Noticing is what turns passive exposure into active awareness. If memory is the warehouse of knowledge, noticing is the flashlight that picks out what’s worth storing. But here’s the problem: AI tools do a lot of noticing for students.Grammar? Corrected. Structure? Rewritten. Vocabulary? Rephrased. Students often accept these changes without noticing what’s changed—or why.


So What’s Being Lost?

When AI steps in too early or too often, students risk skipping:

  • Remembering what a text said.
  • Noticing what makes one argument more effective than another.
  • Struggling with how to express complex ideas in their own voice.

Without those steps, critical thinking can’t develop—and education becomes a passive interaction with tools, not ideas.


Reworking Academic Writing Tasks: From AI-Prone to AI-Resistant

Here are concrete ways to adapt common academic writing tasks using memory and noticing as core strategies.

Task: Synthesizing Academic Sources

AI-Prone Version: “Summarize and synthesize three academic sources into a 300-word paragraph.” → Students copy-paste quotes into ChatGPT, get a perfect paragraph, and submit.

AI-Resistant Version:

Phase 1 (Memory): After reading each source, students close the text and write a one-paragraph summary from memory. Phase 2 (Noticing): They compare their version with the original, highlight what they missed, and revise with notes on why those changes matter. Phase 3 (Synthesis): In class, students collaboratively build a synthesis map—drawing connections, contradictions, and overlaps from memory + notes.
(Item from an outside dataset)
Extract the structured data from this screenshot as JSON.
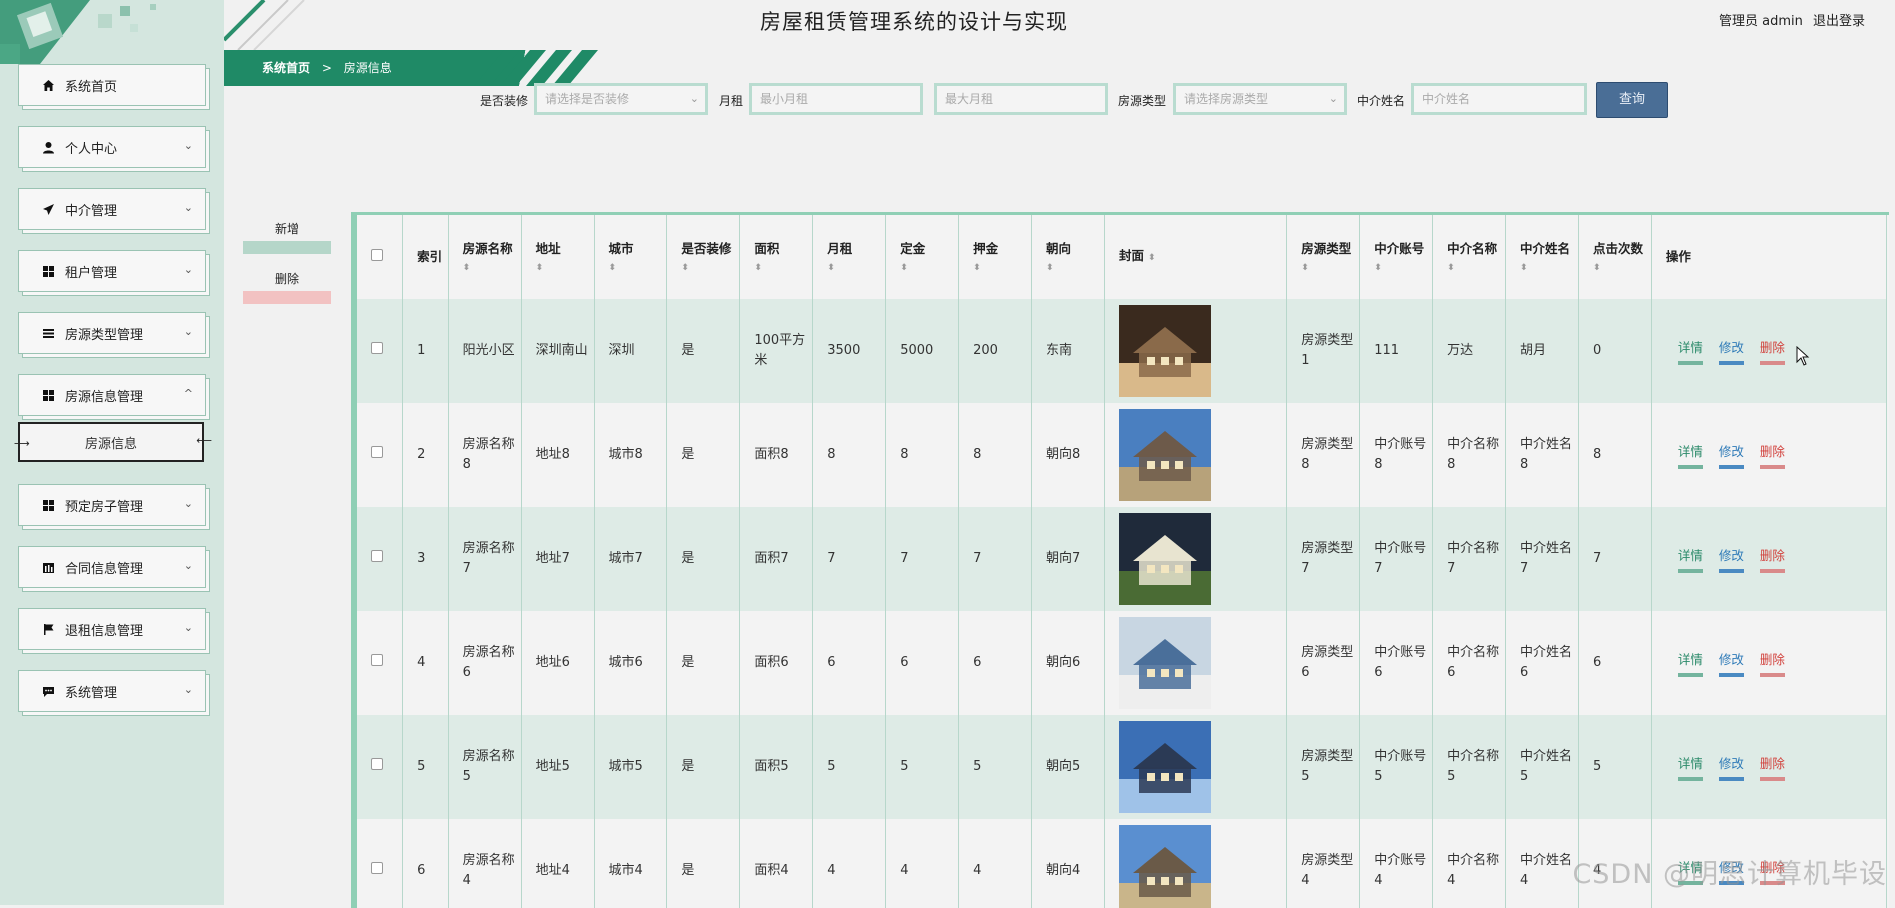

Outcome: Forces them to internalize ideas before composing.


Task: Argument Evaluation

AI-Prone Version: “Evaluate which author’s argument is more convincing and explain why.” → Students ask AI which argument is stronger, get a generic comparison.

AI-Resistant Version:

Memory Component: Students are asked to reconstruct both arguments without referring to the texts. Noticing Prompt: “Which language choices or rhetorical moves stuck with you? Why do you think they were effective?” Reflective Task: Then they read the AI version and critique it using their reconstructed understanding.

Outcome: Encourages active noticing and deeper metacognition.


Task: Academic Commentary

AI-Prone Version: “Add your own commentary on the source material.” → Students use AI to rephrase and “comment” with bland, general ideas.

AI-Resistant Version:

In-Class Prompt: “What stood out most when reading X? What did you disagree with? Write your commentary as if you’re writing a letter to the author.” Group Feedback: Share commentaries aloud, discuss patterns and personal reactions. Memory Angle: No notes allowed at first—just recall and reflection.

Outcome: Commentary becomes meaningful and personally invested.


A Way Forward: Reclaiming Our Cognitive Agency

The point isn’t to ban AI. It’s to reclaim what it has begun to displace—our awareness, our recall, and our agencyin learning.

By making memory and noticing central to task design, we can:

  • Encourage students to grapple with ideas, not just polish them.
  • Make cheating harder and learning deeper.
  • Remind ourselves—and our students—that knowledge isn’t just out there. It’s in here.